If there is evil among us, one of its names is Intolerance, of others who might be different from us. That includes someone with a different opinion or perspective. For years the only perspective accepted outside our private A&E world was a white, straight, cisgender, what-have-you perspective, but within this world we embraced everyone.
Embraced everyone.
Grace was the word of the day; Love was the nourishment; Acceptance was the foundation.
Everything happening in the industry now is antithetical to all of that, and is being driven not by the need to protect the weak, but to have our views affirmed. Right now, I affirm you, and your existence. Everyone around us should expect the same in return.
The Empire has fallen, and we celebrate with everyone else, but the New Republic needs to take some time and breathe; to look under the couch for that Grace it needs to survive. There’s a reason we rebuilt Japan after WWII, rather than pave over their country with concrete and kick the dust from our shoes. Every human being is worth our love, forgiveness, and acceptance. We don’t need to agree with them, or even like them, but we have to love them. This isn’t easy. I love many people whose political and personal beliefs make my toes curl in indignation. My own father is one of them. I absolutely adore him. We just don’t talk politics when I visit.
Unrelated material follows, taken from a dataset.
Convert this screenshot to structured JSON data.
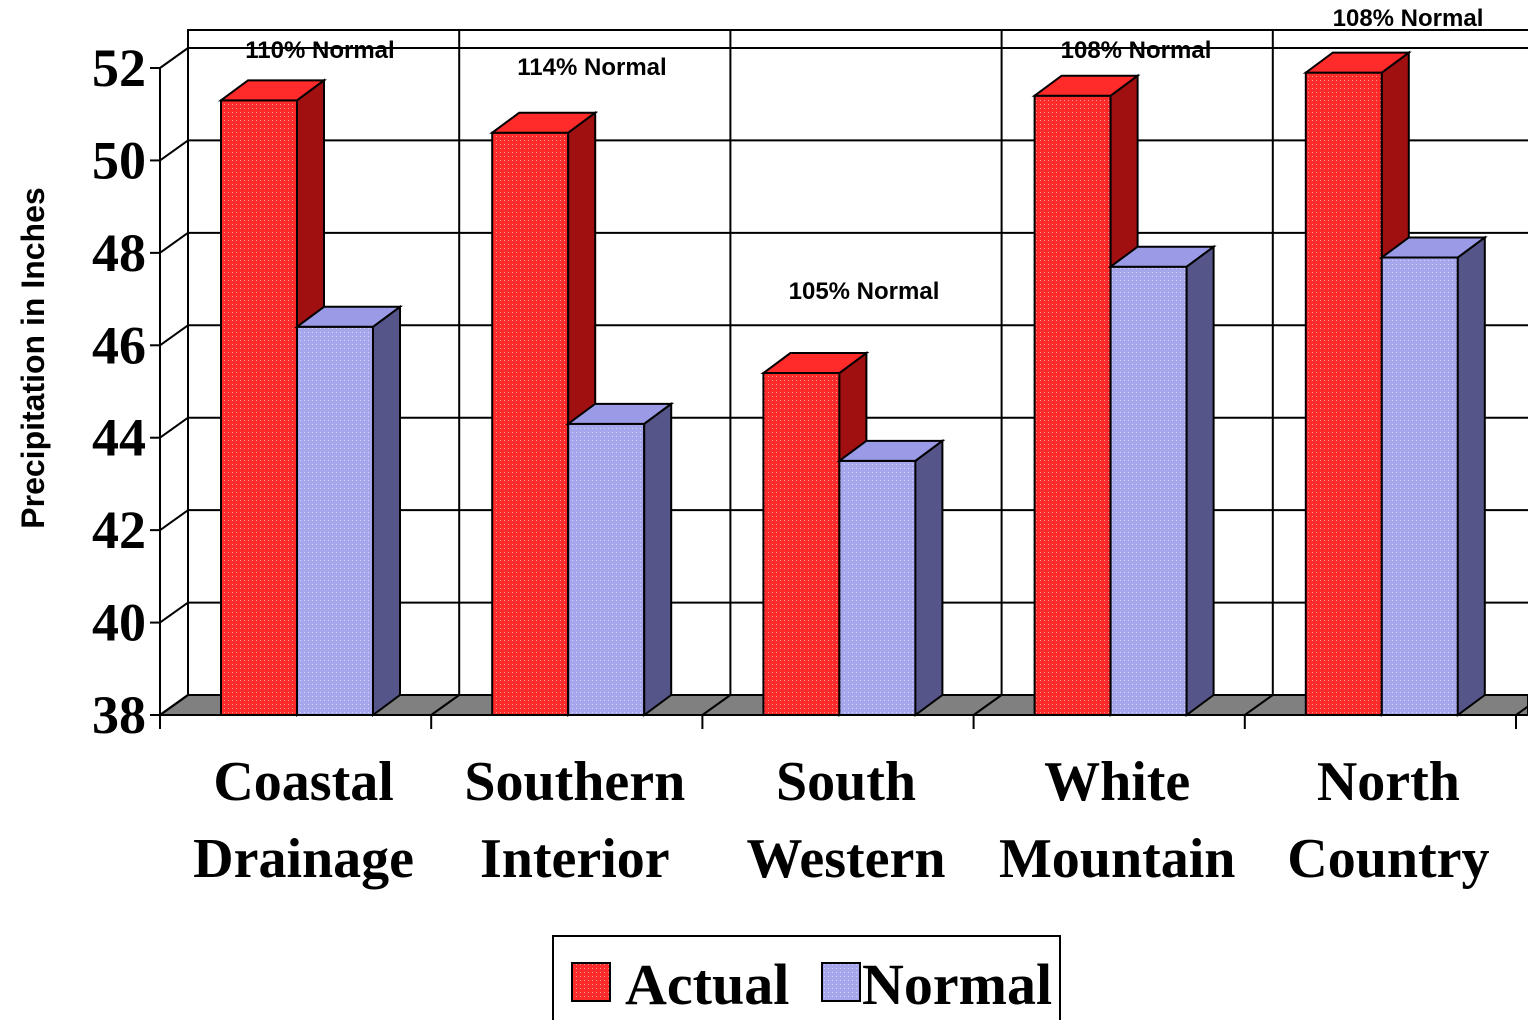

I believe in a world where people have the right to be free and treated with respect. All people. Every human being has been fearfully and wonderfully made, and should be treated that way. Even if we think they are weird, annoying, wrong, racist, mean or they smell.
A wise person told me recently, “We need to make a change as a society and… yelling at people for every mistake they ever made will not make [them] want to be better. It will make both sides just that much more spiteful and unwilling to listen to each other. Spread love not hate, and that’s how you will help. If we teach our kids not to judge others, they will be the people in power and making the rules in the future. That is how we make change. We can’t force anyone’s hand, [only] create a culture that people will want to do the right thing, anyway.”
That quote is from my 24 year-old daughter, and that in itself I think proves her point.
If you don’t agree with any of this that’s OK. Your opinion is as precious as mine – as long as you do not call for violence against me or my neighbor or try to destroy me or my neighbor for believing something you don’t. Even if your opinion turns my stomach. Mine might turn yours. Or someone else’s. Who knows?
That’s the beauty of being human in a free world.